CD8 + cytotoxic T cells (CTLs) orchestrate antitumour immunity and exhibit inherent heterogeneity 1,2 , with precursor exhausted T (T pex ) cells but not terminally exhausted T (T ex ) cells capable of responding to existing immunotherapies 3-7 . The gene regulatory network that underlies CTL differentiation and whether T ex cell responses can be functionally reinvigorated are incompletely understood. Here we systematically mapped causal gene regulatory networks using single-cell CRISPR screens in vivo and discovered checkpoints for CTL differentiation. First, the exit from quiescence of T pex cells initiated successive differentiation into intermediate T ex cells. This process is differentially regulated by IKAROS and ETS1, the deficiencies of which dampened and increased mTORC1-associated metabolic activities, respectively. IKAROS-deficient cells accumulated as a metabolically quiescent T pex cell population with limited differentiation potential following immune checkpoint blockade (ICB).
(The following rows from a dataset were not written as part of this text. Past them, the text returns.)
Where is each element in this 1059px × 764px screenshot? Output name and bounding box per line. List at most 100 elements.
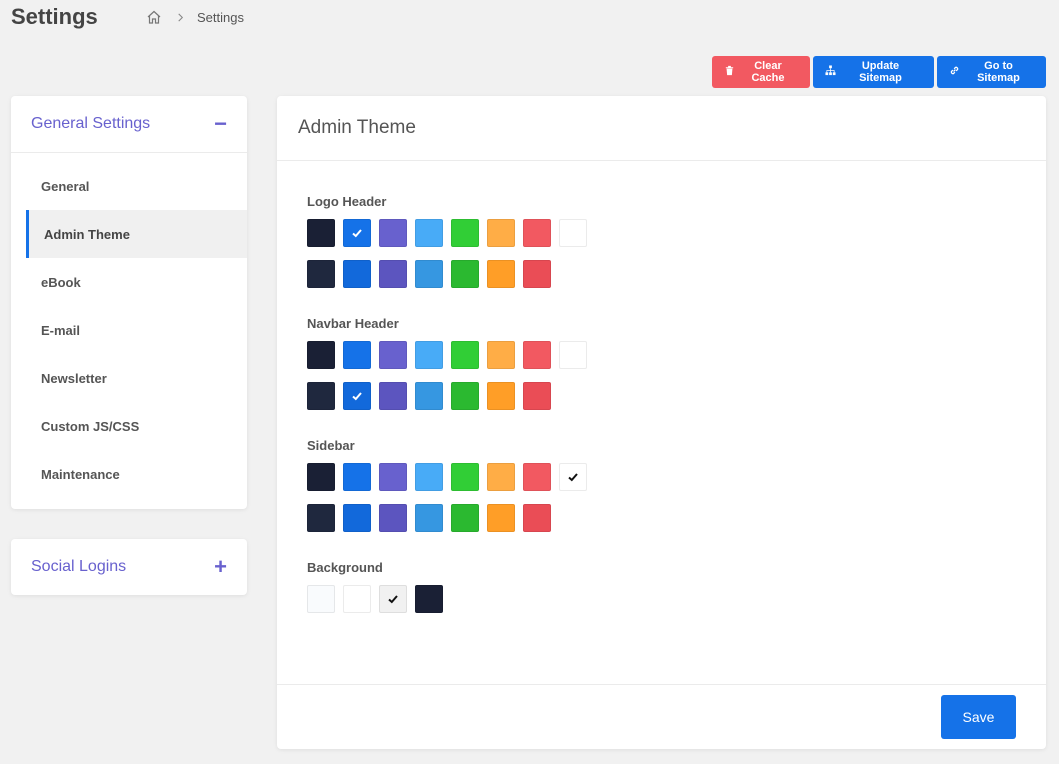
sitemap-icon bbox=[825, 65, 836, 79]
color-swatch[interactable] bbox=[415, 382, 443, 410]
color-swatch[interactable] bbox=[379, 260, 407, 288]
sidebar-item-custom-js-css[interactable]: Custom JS/CSS bbox=[11, 402, 247, 450]
color-swatch[interactable] bbox=[415, 504, 443, 532]
sidebar-item-label: Maintenance bbox=[41, 466, 120, 482]
home-icon[interactable] bbox=[146, 9, 162, 25]
sidebar-item-label: eBook bbox=[41, 274, 81, 290]
link-icon bbox=[949, 65, 960, 79]
section-label: Background bbox=[307, 560, 383, 575]
top-actions: Clear Cache Update Sitemap Go to Sitemap bbox=[712, 56, 1046, 88]
color-swatch[interactable] bbox=[343, 219, 371, 247]
sidebar-item-ebook[interactable]: eBook bbox=[11, 258, 247, 306]
color-swatch[interactable] bbox=[451, 219, 479, 247]
color-swatch[interactable] bbox=[343, 463, 371, 491]
swatch-row bbox=[307, 463, 1046, 491]
swatch-row bbox=[307, 219, 1046, 247]
general-settings-title: General Settings bbox=[31, 115, 151, 132]
color-swatch[interactable] bbox=[523, 341, 551, 369]
go-to-sitemap-button[interactable]: Go to Sitemap bbox=[937, 56, 1046, 88]
panel-title: Admin Theme bbox=[277, 96, 1046, 161]
color-swatch[interactable] bbox=[451, 463, 479, 491]
color-swatch[interactable] bbox=[307, 382, 335, 410]
update-sitemap-button[interactable]: Update Sitemap bbox=[813, 56, 934, 88]
collapse-icon[interactable]: − bbox=[214, 113, 227, 135]
admin-theme-panel: Admin Theme Logo Header Navbar Header Side… bbox=[277, 96, 1046, 749]
color-swatch[interactable] bbox=[451, 260, 479, 288]
swatch-row bbox=[307, 260, 1046, 288]
color-swatch[interactable] bbox=[379, 382, 407, 410]
color-swatch[interactable] bbox=[559, 341, 587, 369]
social-logins-panel: Social Logins + bbox=[11, 539, 247, 595]
color-swatch[interactable] bbox=[523, 260, 551, 288]
color-swatch[interactable] bbox=[343, 341, 371, 369]
color-swatch[interactable] bbox=[487, 504, 515, 532]
page-title: Settings bbox=[11, 4, 98, 29]
color-swatch[interactable] bbox=[307, 260, 335, 288]
expand-icon[interactable]: + bbox=[214, 556, 227, 578]
clear-cache-label: Clear Cache bbox=[751, 60, 785, 84]
color-swatch[interactable] bbox=[487, 260, 515, 288]
color-swatch[interactable] bbox=[415, 463, 443, 491]
color-swatch[interactable] bbox=[523, 463, 551, 491]
color-swatch[interactable] bbox=[415, 341, 443, 369]
sidebar-item-label: Newsletter bbox=[41, 370, 107, 386]
color-swatch[interactable] bbox=[523, 504, 551, 532]
color-swatch[interactable] bbox=[451, 341, 479, 369]
sidebar-item-admin-theme[interactable]: Admin Theme bbox=[26, 210, 247, 258]
general-settings-header[interactable]: General Settings − bbox=[11, 96, 247, 153]
color-swatch[interactable] bbox=[343, 382, 371, 410]
color-swatch[interactable] bbox=[487, 341, 515, 369]
color-swatch[interactable] bbox=[487, 219, 515, 247]
color-swatch[interactable] bbox=[307, 219, 335, 247]
sidebar-item-general[interactable]: General bbox=[11, 162, 247, 210]
breadcrumb-current[interactable]: Settings bbox=[197, 10, 244, 25]
color-swatch[interactable] bbox=[559, 219, 587, 247]
sidebar-item-newsletter[interactable]: Newsletter bbox=[11, 354, 247, 402]
color-swatch[interactable] bbox=[343, 504, 371, 532]
check-icon bbox=[388, 595, 398, 604]
sidebar-section: Sidebar bbox=[307, 438, 1046, 532]
color-swatch[interactable] bbox=[451, 504, 479, 532]
color-swatch[interactable] bbox=[343, 585, 371, 613]
go-to-sitemap-label: Go to Sitemap bbox=[977, 60, 1020, 84]
social-logins-title: Social Logins bbox=[31, 558, 127, 575]
color-swatch[interactable] bbox=[307, 341, 335, 369]
color-swatch[interactable] bbox=[451, 382, 479, 410]
navbar-header-section: Navbar Header bbox=[307, 316, 1046, 410]
sidebar-item-label: Admin Theme bbox=[44, 226, 130, 242]
color-swatch[interactable] bbox=[487, 382, 515, 410]
sidebar-item-e-mail[interactable]: E-mail bbox=[11, 306, 247, 354]
color-swatch[interactable] bbox=[487, 463, 515, 491]
clear-cache-button[interactable]: Clear Cache bbox=[712, 56, 810, 88]
color-swatch[interactable] bbox=[379, 219, 407, 247]
color-swatch[interactable] bbox=[379, 341, 407, 369]
chevron-right-icon bbox=[176, 10, 185, 25]
color-swatch[interactable] bbox=[307, 463, 335, 491]
color-swatch[interactable] bbox=[415, 585, 443, 613]
check-icon bbox=[352, 392, 362, 401]
section-label: Sidebar bbox=[307, 438, 355, 453]
sidebar-item-maintenance[interactable]: Maintenance bbox=[11, 450, 247, 498]
color-swatch[interactable] bbox=[379, 585, 407, 613]
color-swatch[interactable] bbox=[415, 219, 443, 247]
settings-nav: General Admin Theme eBook E-mail Newsletter C… bbox=[11, 153, 247, 498]
color-swatch[interactable] bbox=[379, 463, 407, 491]
color-swatch[interactable] bbox=[307, 585, 335, 613]
sidebar-item-label: E-mail bbox=[41, 322, 81, 338]
color-swatch[interactable] bbox=[307, 504, 335, 532]
sidebar-item-label: Custom JS/CSS bbox=[41, 418, 140, 434]
color-swatch[interactable] bbox=[523, 382, 551, 410]
check-icon bbox=[568, 473, 578, 482]
save-button[interactable]: Save bbox=[941, 695, 1016, 739]
theme-options: Logo Header Navbar Header Sidebar Backgroun… bbox=[277, 161, 1046, 613]
swatch-row bbox=[307, 504, 1046, 532]
color-swatch[interactable] bbox=[415, 260, 443, 288]
swatch-row bbox=[307, 585, 1046, 613]
color-swatch[interactable] bbox=[379, 504, 407, 532]
color-swatch[interactable] bbox=[559, 463, 587, 491]
background-section: Background bbox=[307, 560, 1046, 613]
color-swatch[interactable] bbox=[523, 219, 551, 247]
swatch-row bbox=[307, 382, 1046, 410]
color-swatch[interactable] bbox=[343, 260, 371, 288]
social-logins-header[interactable]: Social Logins + bbox=[11, 539, 247, 595]
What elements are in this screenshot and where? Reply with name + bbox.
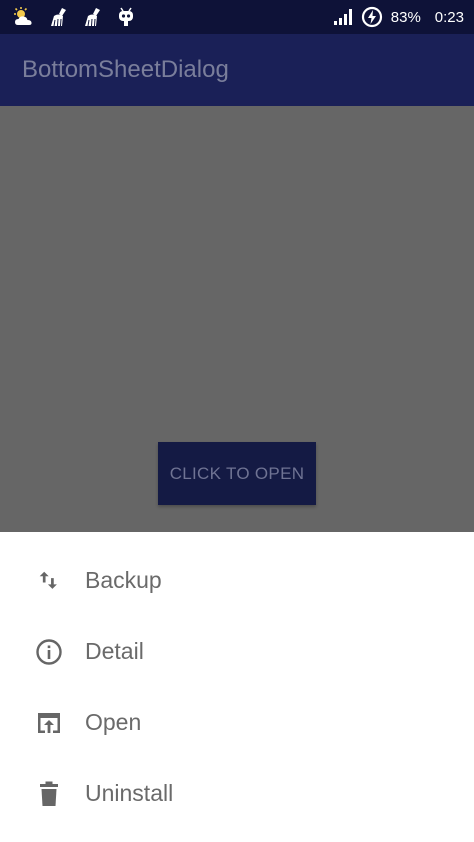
battery-saver-icon (361, 6, 383, 28)
click-to-open-button[interactable]: CLICK TO OPEN (158, 442, 316, 505)
system-status: 83% 0:23 (333, 6, 464, 28)
app-bar: BottomSheetDialog (0, 34, 474, 106)
sheet-item-label: Detail (85, 638, 144, 664)
status-bar: 83% 0:23 (0, 0, 474, 34)
sheet-item-label: Uninstall (85, 780, 174, 806)
clock: 0:23 (434, 8, 464, 26)
sheet-item-label: Open (85, 709, 142, 735)
sheet-item-label: Backup (85, 567, 162, 593)
bottom-sheet-dialog: Backup Detail Open Uninstall (0, 532, 474, 842)
android-robot-icon (116, 7, 136, 27)
weather-icon (12, 7, 36, 27)
app-title: BottomSheetDialog (22, 56, 229, 83)
sheet-item-backup[interactable]: Backup (0, 545, 474, 616)
swap-vert-icon (34, 566, 64, 596)
notification-icons (12, 7, 136, 27)
battery-percent: 83% (390, 8, 421, 26)
sheet-menu: Backup Detail Open Uninstall (0, 545, 474, 829)
sheet-item-open[interactable]: Open (0, 687, 474, 758)
info-icon (34, 637, 64, 667)
broom-icon (82, 7, 104, 27)
sheet-item-detail[interactable]: Detail (0, 616, 474, 687)
trash-icon (34, 779, 64, 809)
broom-icon (48, 7, 70, 27)
sheet-item-uninstall[interactable]: Uninstall (0, 758, 474, 829)
open-in-browser-icon (34, 708, 64, 738)
signal-icon (333, 8, 353, 26)
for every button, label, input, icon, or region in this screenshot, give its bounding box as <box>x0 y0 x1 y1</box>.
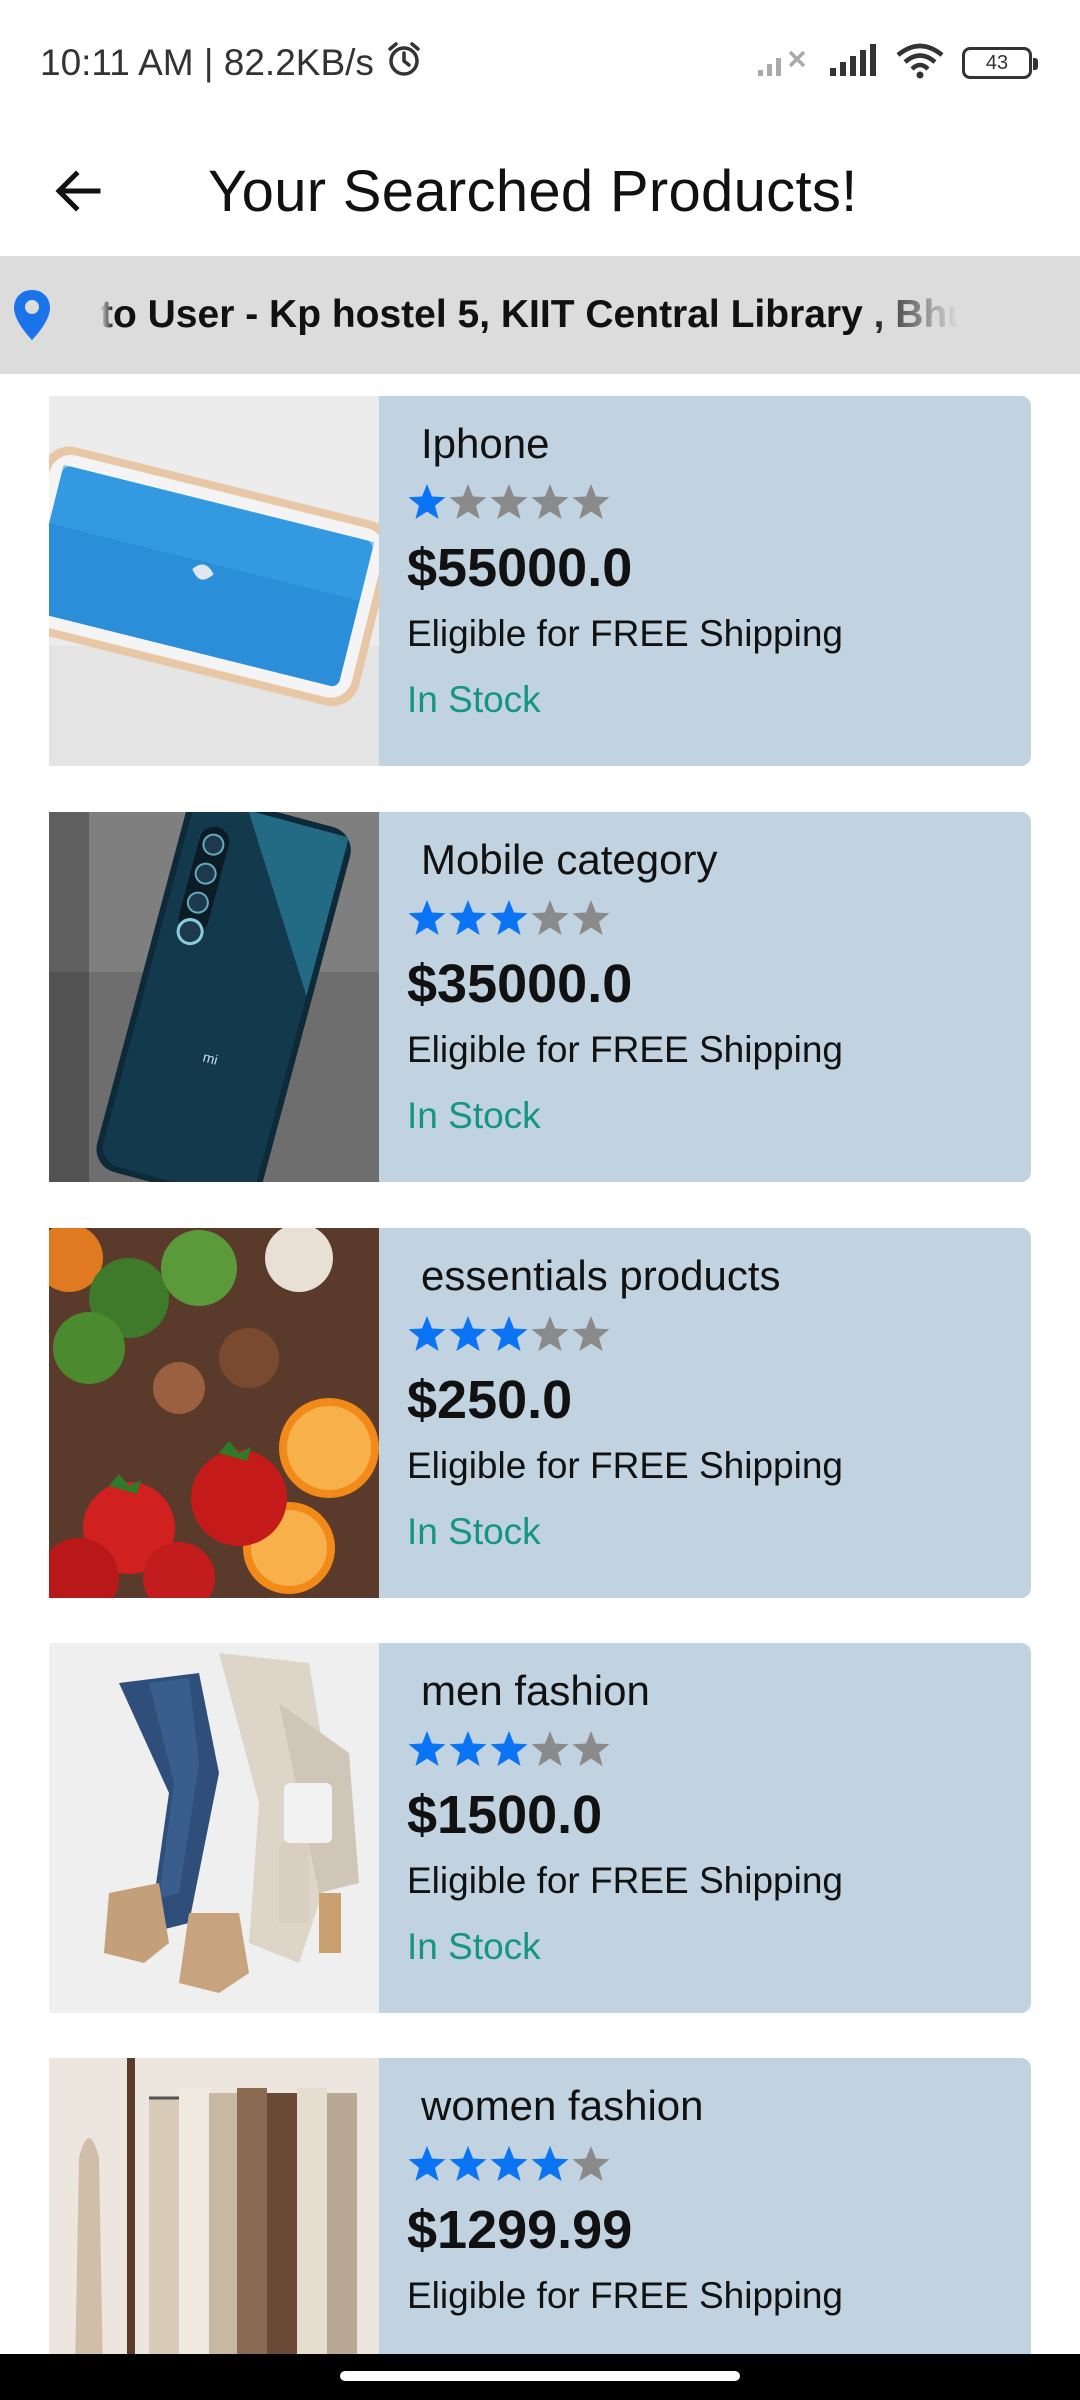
shipping-text: Eligible for FREE Shipping <box>407 613 843 654</box>
stock-status: In Stock <box>407 1511 541 1552</box>
star-filled-icon <box>531 2146 569 2181</box>
status-right: 43 <box>756 43 1038 84</box>
product-image-men-fashion <box>49 1643 379 2013</box>
screen: 10:11 AM | 82.2KB/s 43 Your Searched Pro… <box>0 0 1080 2400</box>
product-price: $1500.0 <box>407 1785 603 1845</box>
product-price: $250.0 <box>407 1370 573 1430</box>
product-price: $1299.99 <box>407 2200 633 2260</box>
product-image-essentials <box>49 1228 379 1598</box>
stock-status: In Stock <box>407 1926 541 1967</box>
star-filled-icon <box>449 2146 487 2181</box>
star-empty-icon <box>572 484 610 519</box>
star-filled-icon <box>490 2146 528 2181</box>
product-name: essentials products <box>421 1252 781 1299</box>
star-filled-icon <box>449 1316 487 1351</box>
star-filled-icon <box>449 1731 487 1766</box>
shipping-text: Eligible for FREE Shipping <box>407 1029 843 1070</box>
shipping-text: Eligible for FREE Shipping <box>407 1445 843 1486</box>
rating-stars <box>407 1723 843 1775</box>
star-empty-icon <box>572 1316 610 1351</box>
star-empty-icon <box>531 484 569 519</box>
wifi-icon <box>896 43 944 84</box>
back-button[interactable] <box>18 131 138 251</box>
star-filled-icon <box>490 1316 528 1351</box>
star-filled-icon <box>449 900 487 935</box>
product-card[interactable]: mi Mobile category $35000.0 Eligible for… <box>49 812 1031 1182</box>
star-filled-icon <box>408 1731 446 1766</box>
product-image-women-fashion <box>49 2058 379 2354</box>
product-card[interactable]: Iphone $55000.0 Eligible for FREE Shippi… <box>49 396 1031 766</box>
alarm-icon <box>384 39 424 88</box>
star-filled-icon <box>490 900 528 935</box>
star-empty-icon <box>572 900 610 935</box>
navigation-bar <box>0 2354 1080 2400</box>
rating-stars <box>407 2138 843 2190</box>
product-name: women fashion <box>421 2082 704 2129</box>
product-info: Mobile category $35000.0 Eligible for FR… <box>379 812 843 1182</box>
page-title: Your Searched Products! <box>208 158 858 224</box>
product-name: Mobile category <box>421 836 718 883</box>
battery-icon: 43 <box>962 47 1038 79</box>
address-clip: to User - Kp hostel 5, KIIT Central Libr… <box>100 285 958 345</box>
star-filled-icon <box>408 2146 446 2181</box>
product-price: $55000.0 <box>407 538 633 598</box>
status-bar: 10:11 AM | 82.2KB/s 43 <box>0 0 1080 126</box>
product-info: Iphone $55000.0 Eligible for FREE Shippi… <box>379 396 843 766</box>
product-card[interactable]: women fashion $1299.99 Eligible for FREE… <box>49 2058 1031 2354</box>
product-card[interactable]: essentials products $250.0 Eligible for … <box>49 1228 1031 1598</box>
star-empty-icon <box>490 484 528 519</box>
product-info: essentials products $250.0 Eligible for … <box>379 1228 843 1598</box>
shipping-text: Eligible for FREE Shipping <box>407 2275 843 2316</box>
star-filled-icon <box>408 900 446 935</box>
stock-status <box>407 2338 843 2354</box>
product-info: men fashion $1500.0 Eligible for FREE Sh… <box>379 1643 843 2013</box>
stock-status: In Stock <box>407 1095 541 1136</box>
rating-stars <box>407 892 843 944</box>
address-fade-left <box>100 285 114 345</box>
star-empty-icon <box>531 900 569 935</box>
star-empty-icon <box>572 1731 610 1766</box>
product-name: Iphone <box>421 420 550 467</box>
star-empty-icon <box>531 1731 569 1766</box>
product-card[interactable]: men fashion $1500.0 Eligible for FREE Sh… <box>49 1643 1031 2013</box>
star-filled-icon <box>408 1316 446 1351</box>
product-image-mobile: mi <box>49 812 379 1182</box>
star-empty-icon <box>572 2146 610 2181</box>
shipping-text: Eligible for FREE Shipping <box>407 1860 843 1901</box>
star-filled-icon <box>490 1731 528 1766</box>
product-info: women fashion $1299.99 Eligible for FREE… <box>379 2058 843 2354</box>
no-signal-icon <box>756 44 810 83</box>
app-bar: Your Searched Products! <box>0 126 1080 256</box>
star-filled-icon <box>408 484 446 519</box>
signal-icon <box>828 43 878 83</box>
star-empty-icon <box>449 484 487 519</box>
rating-stars <box>407 476 843 528</box>
rating-stars <box>407 1308 843 1360</box>
star-empty-icon <box>531 1316 569 1351</box>
product-price: $35000.0 <box>407 954 633 1014</box>
arrow-left-icon <box>55 170 101 212</box>
location-pin-icon <box>12 285 56 345</box>
product-name: men fashion <box>421 1667 650 1714</box>
address-fade <box>868 285 958 345</box>
product-list: Iphone $55000.0 Eligible for FREE Shippi… <box>0 374 1080 2354</box>
address-bar[interactable]: to User - Kp hostel 5, KIIT Central Libr… <box>0 256 1080 374</box>
home-gesture-handle[interactable] <box>340 2371 740 2381</box>
address-text: to User - Kp hostel 5, KIIT Central Libr… <box>100 293 958 336</box>
status-left: 10:11 AM | 82.2KB/s <box>40 39 424 88</box>
status-time-speed: 10:11 AM | 82.2KB/s <box>40 42 374 83</box>
stock-status: In Stock <box>407 679 541 720</box>
product-image-iphone <box>49 396 379 766</box>
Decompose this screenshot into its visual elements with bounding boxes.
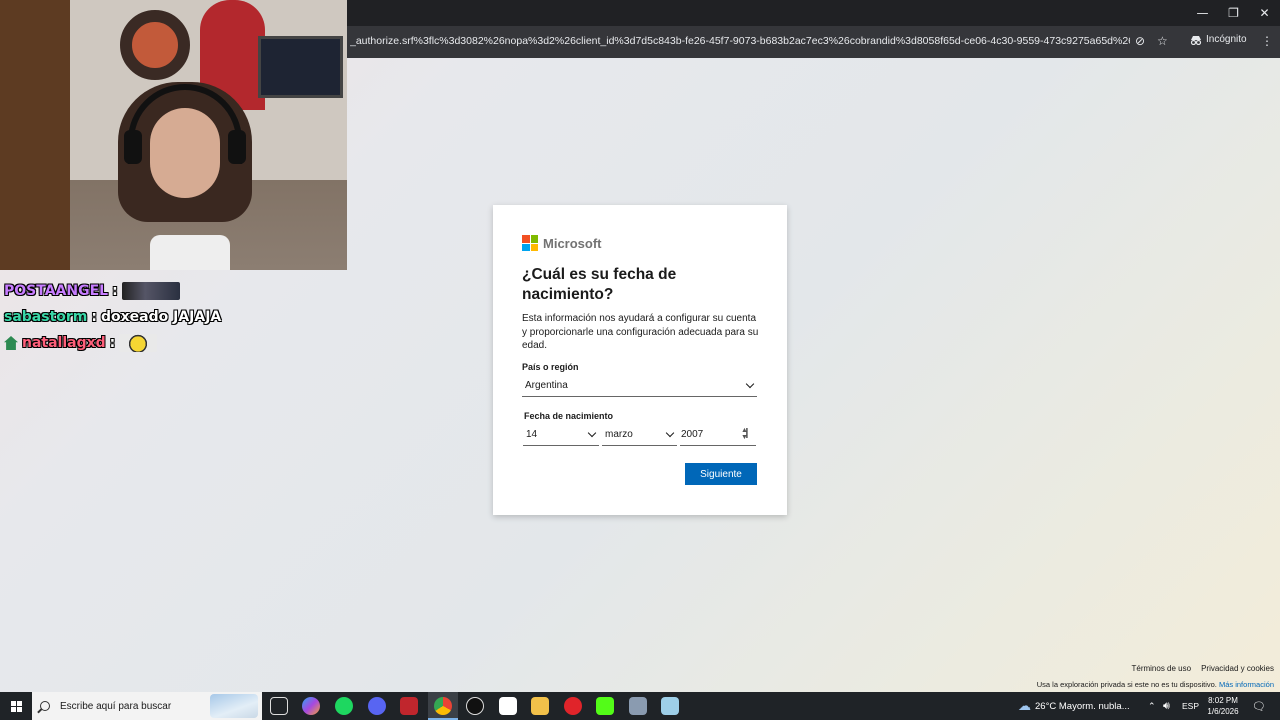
clock-time: 8:02 PM <box>1208 696 1238 705</box>
country-label: País o región <box>522 362 579 372</box>
tray-chevron-icon[interactable]: ⌃ <box>1148 692 1156 720</box>
house-icon <box>4 336 18 350</box>
microsoft-logo: Microsoft <box>522 235 602 251</box>
notepad-icon[interactable] <box>661 697 679 715</box>
more-info-link[interactable]: Más información <box>1219 680 1274 689</box>
calculator-icon[interactable] <box>629 697 647 715</box>
country-select[interactable]: Argentina <box>522 375 757 397</box>
address-bar[interactable]: _authorize.srf%3flc%3d3082%26nopa%3d2%26… <box>350 35 1130 47</box>
search-placeholder: Escribe aquí para buscar <box>60 700 172 712</box>
microsoft-logo-icon <box>522 235 538 251</box>
chevron-down-icon <box>745 379 755 389</box>
page-description: Esta información nos ayudará a configura… <box>522 313 759 351</box>
day-select[interactable]: 14 <box>523 424 599 446</box>
clock[interactable]: 8:02 PM 1/6/2026 <box>1200 695 1246 717</box>
chat-message: sabastorm : doxeado JAJAJA <box>4 304 221 330</box>
window-controls: — ❐ ✕ <box>1187 0 1280 26</box>
restore-button[interactable]: ❐ <box>1218 0 1249 26</box>
chat-separator: : <box>112 283 118 299</box>
chat-text: doxeado JAJAJA <box>101 309 222 325</box>
private-browsing-note: Usa la exploración privada si este no es… <box>1036 680 1217 689</box>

Conversely, targeting ETS1 improved antitumour immunity and ICB efficacy by boosting differentiation of T pex to intermediate T ex cells and metabolic rewiring. Mechanistically, TCF-1 and BATF are the targets for IKAROS and ETS1, respectively. Second, the RBPJ-IRF1 axis promoted differentiation of intermediate T ex to terminal T ex cells. Accordingly, targeting RBPJ enhanced functional and epigenetic reprogramming of T ex cells towards the proliferative state and improved therapeutic effects and ICB efficacy. Collectively, our study reveals that promoting the exit from quiescence of T pex cells and enriching the proliferative T ex cell state act as key modalities for antitumour effects and provides a systemic framework to integrate cell fate regulomes and reprogrammable functional determinants for cancer immunity.